An explanation for some large decreases is that medical knowledge and commonly accepted ideas about specific complaints have changed. In the list of strongest decreases, fever, streptococcal infections and concussion can be traced back to altered views in medical management. Fever in itself is no reason for a visit, in the case of concussion, advice can often be given without seeing the patient. The reason that patients with a myocardial infarction have fewer visits, is likely to be related to the more active therapeutic approach adopted since 1987. Many of them undergo a PTCA within the first days after their infarction and within a week they leave the hospital. In 1987 the treatment was more often conservative, the patients stayed longer in the hospital and were discharged with restrictions on exercise. It is not plausible that the decrease involves the first emergency calls when a patient experiences chest pain. However, the design of our study does not differentiate between several types of visits. The place of osteoporosis in the top-five decreases is difficult to interpret within the limits of this study.

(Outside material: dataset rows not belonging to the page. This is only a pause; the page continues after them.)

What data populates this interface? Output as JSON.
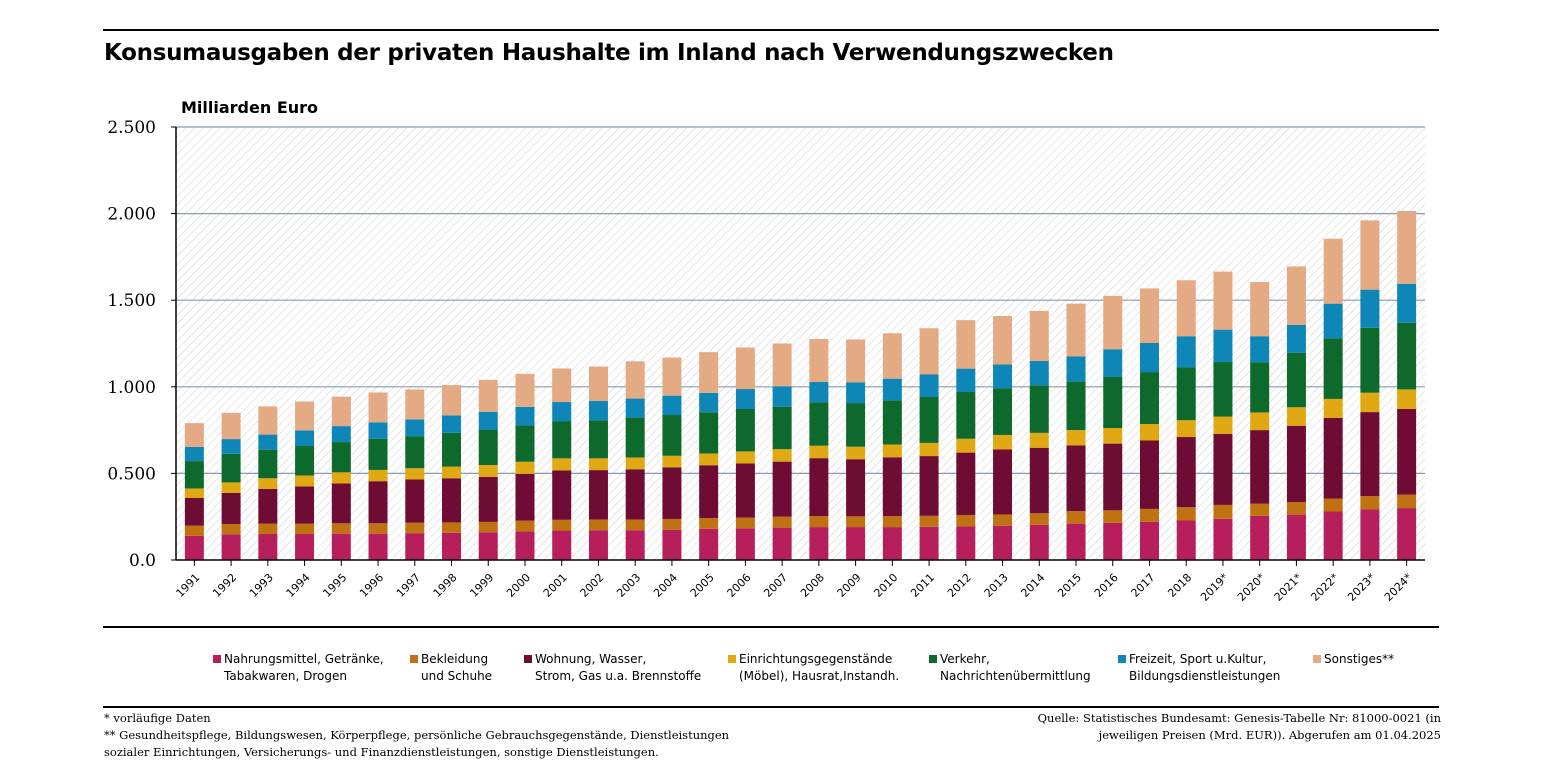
{
  "title": "Konsumausgaben der privaten Haushalte im Inland nach Verwendungszwecken",
  "footnotes": {
    "provisional": "* vorläufige Daten",
    "other_line1": "** Gesundheitspflege, Bildungswesen, Körperpflege, persönliche Gebrauchsgegenstände, Dienstleistungen",
    "other_line2": "sozialer Einrichtungen, Versicherungs- und Finanzdienstleistungen, sonstige Dienstleistungen."
  },
  "source": {
    "line1": "Quelle: Statistisches Bundesamt: Genesis-Tabelle Nr: 81000-0021 (in",
    "line2": "jeweiligen Preisen (Mrd. EUR)). Abgerufen am 01.04.2025"
  },
  "legend": [
    {
      "line1": "Nahrungsmittel, Getränke,",
      "line2": "Tabakwaren, Drogen",
      "color": "#b61f5c"
    },
    {
      "line1": "Bekleidung",
      "line2": "und Schuhe",
      "color": "#c07213"
    },
    {
      "line1": "Wohnung, Wasser,",
      "line2": "Strom, Gas u.a. Brennstoffe",
      "color": "#6e0c34"
    },
    {
      "line1": "Einrichtungsgegenstände",
      "line2": "(Möbel), Hausrat,Instandh.",
      "color": "#e0a812"
    },
    {
      "line1": "Verkehr,",
      "line2": "Nachrichtenübermittlung",
      "color": "#0e6a2c"
    },
    {
      "line1": "Freizeit, Sport u.Kultur,",
      "line2": "Bildungsdienstleistungen",
      "color": "#0f86b8"
    },
    {
      "line1": "Sonstiges**",
      "line2": "",
      "color": "#e3aa84"
    }
  ],
  "chart_data": {
    "type": "bar",
    "stacked": true,
    "ylabel": "Milliarden Euro",
    "ylim": [
      0,
      2500
    ],
    "yticks": [
      0,
      500,
      1000,
      1500,
      2000,
      2500
    ],
    "ytick_labels": [
      "0.0",
      "0.500",
      "1.000",
      "1.500",
      "2.000",
      "2.500"
    ],
    "categories": [
      "1991",
      "1992",
      "1993",
      "1994",
      "1995",
      "1996",
      "1997",
      "1998",
      "1999",
      "2000",
      "2001",
      "2002",
      "2003",
      "2004",
      "2005",
      "2006",
      "2007",
      "2008",
      "2009",
      "2010",
      "2011",
      "2012",
      "2013",
      "2014",
      "2015",
      "2016",
      "2017",
      "2018",
      "2019*",
      "2020*",
      "2021*",
      "2022*",
      "2023*",
      "2024*"
    ],
    "series": [
      {
        "name": "Nahrungsmittel, Getränke, Tabakwaren, Drogen",
        "color": "#b61f5c",
        "values": [
          140,
          148,
          150,
          150,
          152,
          152,
          155,
          157,
          160,
          165,
          170,
          172,
          172,
          175,
          180,
          183,
          187,
          190,
          190,
          190,
          192,
          195,
          198,
          203,
          210,
          215,
          220,
          228,
          238,
          255,
          262,
          280,
          292,
          300
        ]
      },
      {
        "name": "Bekleidung und Schuhe",
        "color": "#c07213",
        "values": [
          58,
          60,
          60,
          60,
          60,
          60,
          60,
          60,
          60,
          62,
          62,
          62,
          62,
          62,
          62,
          62,
          63,
          63,
          62,
          63,
          63,
          65,
          65,
          67,
          72,
          72,
          75,
          77,
          80,
          70,
          73,
          75,
          77,
          77
        ]
      },
      {
        "name": "Wohnung, Wasser, Strom, Gas u.a. Brennstoffe",
        "color": "#6e0c34",
        "values": [
          160,
          180,
          200,
          215,
          230,
          243,
          250,
          255,
          260,
          270,
          285,
          285,
          290,
          297,
          305,
          312,
          318,
          335,
          330,
          340,
          345,
          360,
          375,
          378,
          380,
          385,
          395,
          405,
          410,
          425,
          440,
          465,
          485,
          495
        ]
      },
      {
        "name": "Einrichtungsgegenstände (Möbel), Hausrat, Instandh.",
        "color": "#e0a812",
        "values": [
          55,
          60,
          62,
          63,
          64,
          65,
          65,
          67,
          68,
          70,
          70,
          68,
          68,
          68,
          68,
          70,
          72,
          72,
          72,
          74,
          76,
          80,
          84,
          86,
          88,
          90,
          95,
          97,
          100,
          102,
          107,
          110,
          112,
          113
        ]
      },
      {
        "name": "Verkehr, Nachrichtenübermittlung",
        "color": "#0e6a2c",
        "values": [
          158,
          165,
          165,
          170,
          175,
          180,
          185,
          195,
          205,
          210,
          215,
          220,
          230,
          235,
          238,
          245,
          245,
          250,
          252,
          255,
          265,
          270,
          270,
          275,
          280,
          295,
          300,
          305,
          315,
          290,
          315,
          350,
          375,
          385
        ]
      },
      {
        "name": "Freizeit, Sport u.Kultur, Bildungsdienstleistungen",
        "color": "#0f86b8",
        "values": [
          82,
          85,
          87,
          90,
          92,
          95,
          97,
          101,
          103,
          107,
          110,
          111,
          110,
          112,
          112,
          115,
          118,
          118,
          120,
          125,
          130,
          135,
          137,
          140,
          145,
          160,
          168,
          180,
          187,
          150,
          160,
          200,
          220,
          225
        ]
      },
      {
        "name": "Sonstiges**",
        "color": "#e3aa84",
        "values": [
          137,
          152,
          163,
          167,
          170,
          172,
          173,
          175,
          184,
          191,
          194,
          199,
          215,
          220,
          235,
          240,
          247,
          248,
          247,
          262,
          267,
          280,
          280,
          289,
          305,
          308,
          315,
          323,
          335,
          313,
          338,
          375,
          400,
          420
        ]
      }
    ]
  }
}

Although the results showed that the decrease in home visiting rates become smaller when the complaints become more urgent, there is a decrease in the overwhelming majority of the complaints. The finding that GPs do more visits when the patients report acute stress reactions or psychological symptoms, is surprising in the light of the declining number of visits. An explanation might be that in case of serious psychological symptoms, it is easier for the GP to visit these patients than receiving them in their practice. So, in such cases it is both in the interest of the GP and the patients to carry out a home visit. Moreover, when an emotionally stressed and possibly confused patients calls, it is often difficult to make an estimation of the urgency of the complaint [14].

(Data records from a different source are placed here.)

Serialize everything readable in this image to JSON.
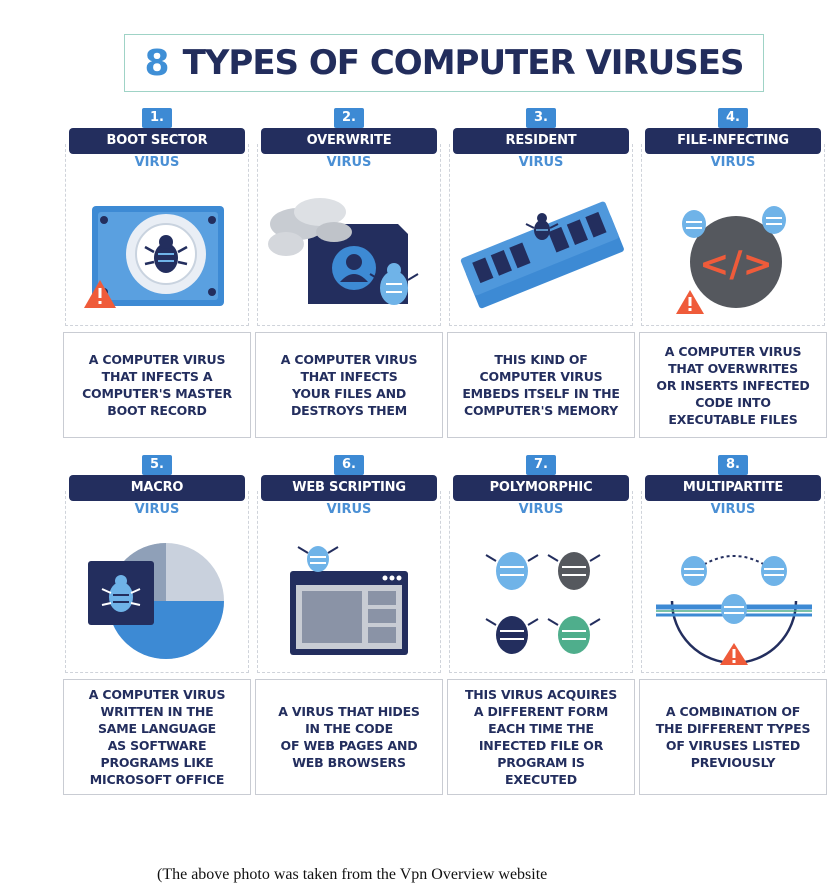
{
  "title": {
    "number": "8",
    "text": "TYPES OF COMPUTER VIRUSES"
  },
  "virus_word": "VIRUS",
  "cards": [
    {
      "number": "1.",
      "name": "BOOT SECTOR",
      "description": "A COMPUTER VIRUS\nTHAT INFECTS A\nCOMPUTER'S MASTER\nBOOT RECORD"
    },
    {
      "number": "2.",
      "name": "OVERWRITE",
      "description": "A COMPUTER VIRUS\nTHAT INFECTS\nYOUR FILES AND\nDESTROYS THEM"
    },
    {
      "number": "3.",
      "name": "RESIDENT",
      "description": "THIS KIND OF\nCOMPUTER VIRUS\nEMBEDS ITSELF IN THE\nCOMPUTER'S MEMORY"
    },
    {
      "number": "4.",
      "name": "FILE-INFECTING",
      "description": "A COMPUTER VIRUS\nTHAT OVERWRITES\nOR INSERTS INFECTED\nCODE INTO\nEXECUTABLE FILES"
    },
    {
      "number": "5.",
      "name": "MACRO",
      "description": "A COMPUTER VIRUS\nWRITTEN IN THE\nSAME LANGUAGE\nAS SOFTWARE\nPROGRAMS LIKE\nMICROSOFT OFFICE"
    },
    {
      "number": "6.",
      "name": "WEB SCRIPTING",
      "description": "A VIRUS THAT HIDES\nIN THE CODE\nOF WEB PAGES AND\nWEB BROWSERS"
    },
    {
      "number": "7.",
      "name": "POLYMORPHIC",
      "description": "THIS VIRUS ACQUIRES\nA DIFFERENT FORM\nEACH TIME THE\nINFECTED FILE OR\nPROGRAM IS\nEXECUTED"
    },
    {
      "number": "8.",
      "name": "MULTIPARTITE",
      "description": "A COMBINATION OF\nTHE DIFFERENT TYPES\nOF VIRUSES LISTED\nPREVIOUSLY"
    }
  ],
  "caption": "(The above photo was taken from the Vpn Overview website",
  "colors": {
    "navy": "#232e5e",
    "blue": "#3d8ad4",
    "light_blue": "#6fb3e8",
    "warning": "#ef5b3a"
  }
}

What does this information mean for the GP? First, the results show that some complaints provide more room for manoeuvre in the choice of whether or not to carry out a home visit. Furthermore, in the discussion over whether or not the decrease in home visiting is problematic, this information supports the claim that GPs who reduce their number of home visits do not necessarily make irresponsible decisions.

The purpose of this study was to describe the relationship between GPs and their patients in very broad outlines in order to get an insight into the overall pattern of the decrease in home visits on the level of complaints and diagnoses. Therefore we used aggregated data and created abstract research entities. The characteristics of patients, GPs, practices and their context have been shown to play an important role in home visiting but were beyond the scope of this study. However, more insight into the nature of the decrease in home visits can be an important point of departure for more explanatory studies.